- Qaleh-ye Amir Location within Iran
- Coordinates: 32°31′33″N 51°27′34″E﻿ / ﻿32.52583°N 51.45944°E
- Country: Iran
- Province: Isfahan
- County: Falavarjan
- District: Qahderijan
- Rural District: Golestan

Population (2016)
- • Total: 1,738
- Time zone: UTC+3:30 (IRST)

= Qaleh-ye Amir =

Village in Isfahan province, Iran

Qaleh-ye Amir (قلعه امير) (Note: Also romanized as Qal‘eh-ye Amīr; also known as Qal‘eh Amīrīyeh, Qal‘eh Mīr, Qal‘eh-e Mīr, and Qal‘eh-ye Mīr) is a village in, and the capital of, Golestan Rural District in Qahderijan District of Falavarjan County, Isfahan province, Iran.

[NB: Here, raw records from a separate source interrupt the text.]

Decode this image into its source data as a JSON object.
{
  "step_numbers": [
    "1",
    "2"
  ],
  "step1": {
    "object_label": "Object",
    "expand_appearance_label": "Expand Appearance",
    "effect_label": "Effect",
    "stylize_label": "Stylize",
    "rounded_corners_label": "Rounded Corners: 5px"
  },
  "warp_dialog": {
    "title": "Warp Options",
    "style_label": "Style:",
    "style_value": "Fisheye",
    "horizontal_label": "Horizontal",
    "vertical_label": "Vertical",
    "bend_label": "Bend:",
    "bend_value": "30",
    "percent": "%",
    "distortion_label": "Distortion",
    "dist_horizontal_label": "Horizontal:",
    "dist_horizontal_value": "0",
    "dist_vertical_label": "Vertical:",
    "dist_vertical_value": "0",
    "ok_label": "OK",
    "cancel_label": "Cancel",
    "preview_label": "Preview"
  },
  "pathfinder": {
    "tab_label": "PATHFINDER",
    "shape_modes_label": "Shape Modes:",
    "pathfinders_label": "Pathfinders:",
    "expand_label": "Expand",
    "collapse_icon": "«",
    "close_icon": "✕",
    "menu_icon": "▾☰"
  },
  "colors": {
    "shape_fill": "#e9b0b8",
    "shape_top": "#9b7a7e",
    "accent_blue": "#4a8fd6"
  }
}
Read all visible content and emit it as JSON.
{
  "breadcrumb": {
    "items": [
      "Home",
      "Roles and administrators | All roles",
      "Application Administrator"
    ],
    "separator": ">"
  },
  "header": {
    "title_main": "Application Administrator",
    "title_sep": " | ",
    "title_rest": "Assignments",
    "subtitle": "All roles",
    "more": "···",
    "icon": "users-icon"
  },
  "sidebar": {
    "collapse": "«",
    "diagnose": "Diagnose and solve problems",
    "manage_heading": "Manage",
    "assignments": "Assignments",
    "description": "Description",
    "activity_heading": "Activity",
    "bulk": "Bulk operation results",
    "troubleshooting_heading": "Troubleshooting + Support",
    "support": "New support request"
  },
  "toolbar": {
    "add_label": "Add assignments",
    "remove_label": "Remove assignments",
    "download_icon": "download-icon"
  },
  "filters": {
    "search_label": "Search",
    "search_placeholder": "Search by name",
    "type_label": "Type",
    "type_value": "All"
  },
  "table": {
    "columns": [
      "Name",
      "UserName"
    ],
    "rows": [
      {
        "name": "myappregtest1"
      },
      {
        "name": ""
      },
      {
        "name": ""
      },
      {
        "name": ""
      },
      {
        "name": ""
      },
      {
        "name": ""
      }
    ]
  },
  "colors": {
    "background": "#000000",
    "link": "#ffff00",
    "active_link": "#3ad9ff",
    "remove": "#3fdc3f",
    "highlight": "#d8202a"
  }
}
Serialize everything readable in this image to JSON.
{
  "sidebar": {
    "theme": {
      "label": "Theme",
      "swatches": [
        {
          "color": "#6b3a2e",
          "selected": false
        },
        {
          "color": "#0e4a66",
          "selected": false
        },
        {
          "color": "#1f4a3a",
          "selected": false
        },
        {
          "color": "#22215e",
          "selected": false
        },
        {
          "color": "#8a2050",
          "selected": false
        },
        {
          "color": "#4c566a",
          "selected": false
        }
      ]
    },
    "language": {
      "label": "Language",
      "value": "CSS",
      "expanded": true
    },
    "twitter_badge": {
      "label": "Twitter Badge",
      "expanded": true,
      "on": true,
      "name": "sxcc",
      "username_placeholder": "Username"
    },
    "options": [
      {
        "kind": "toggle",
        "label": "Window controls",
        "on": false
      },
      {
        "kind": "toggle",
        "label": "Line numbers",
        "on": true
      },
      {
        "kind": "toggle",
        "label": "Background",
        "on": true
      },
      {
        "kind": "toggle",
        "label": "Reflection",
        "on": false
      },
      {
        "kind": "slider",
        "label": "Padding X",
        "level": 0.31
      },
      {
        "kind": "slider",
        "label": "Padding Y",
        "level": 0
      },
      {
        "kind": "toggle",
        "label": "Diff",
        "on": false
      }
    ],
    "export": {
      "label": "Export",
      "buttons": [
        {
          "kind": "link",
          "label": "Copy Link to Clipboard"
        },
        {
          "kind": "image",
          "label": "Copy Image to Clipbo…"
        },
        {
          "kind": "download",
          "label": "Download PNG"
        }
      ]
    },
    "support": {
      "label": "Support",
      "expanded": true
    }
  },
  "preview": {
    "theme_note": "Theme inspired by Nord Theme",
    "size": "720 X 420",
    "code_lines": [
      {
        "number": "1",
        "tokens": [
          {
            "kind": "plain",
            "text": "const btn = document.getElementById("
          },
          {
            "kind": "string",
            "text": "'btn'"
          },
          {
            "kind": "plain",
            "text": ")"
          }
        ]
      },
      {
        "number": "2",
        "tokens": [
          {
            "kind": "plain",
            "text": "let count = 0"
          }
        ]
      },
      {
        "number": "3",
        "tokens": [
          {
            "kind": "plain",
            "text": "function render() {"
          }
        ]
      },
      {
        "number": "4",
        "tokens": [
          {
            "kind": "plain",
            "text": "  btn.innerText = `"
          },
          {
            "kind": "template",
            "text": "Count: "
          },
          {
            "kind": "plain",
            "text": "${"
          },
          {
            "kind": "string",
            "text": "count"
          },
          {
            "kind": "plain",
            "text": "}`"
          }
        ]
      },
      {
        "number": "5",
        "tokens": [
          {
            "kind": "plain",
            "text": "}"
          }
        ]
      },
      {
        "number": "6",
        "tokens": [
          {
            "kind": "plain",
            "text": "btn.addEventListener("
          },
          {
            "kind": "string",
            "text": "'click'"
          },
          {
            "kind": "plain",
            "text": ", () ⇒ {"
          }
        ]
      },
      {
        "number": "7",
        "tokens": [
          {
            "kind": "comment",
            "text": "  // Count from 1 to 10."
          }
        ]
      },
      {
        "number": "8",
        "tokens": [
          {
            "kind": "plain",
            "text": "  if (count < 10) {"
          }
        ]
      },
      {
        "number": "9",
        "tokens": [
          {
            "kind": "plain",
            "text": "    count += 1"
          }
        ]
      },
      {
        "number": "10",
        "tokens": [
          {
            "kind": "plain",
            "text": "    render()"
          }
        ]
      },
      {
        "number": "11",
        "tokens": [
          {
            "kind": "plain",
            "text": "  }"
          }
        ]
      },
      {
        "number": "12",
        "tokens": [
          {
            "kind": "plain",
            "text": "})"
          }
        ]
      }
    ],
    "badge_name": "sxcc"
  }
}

The previous capital of the rural district was the village of Shervedan (now in Ashtarjan Rural District of the Central District), before which its capital was the village of Garmaseh.

==Demographics==
===Population===
At the time of the 2006 National Census, the village's population was 1,592 in 419 households, when it was in the Central District. The following census in 2011 counted 1,657 people in 490 households. The 2016 census measured the population of the village as 1,738 people in 539 households, by which time the rural district had been separated from the district in the formation of Qahderijan District. Qaleh-ye Amir was the most populous village in its rural district.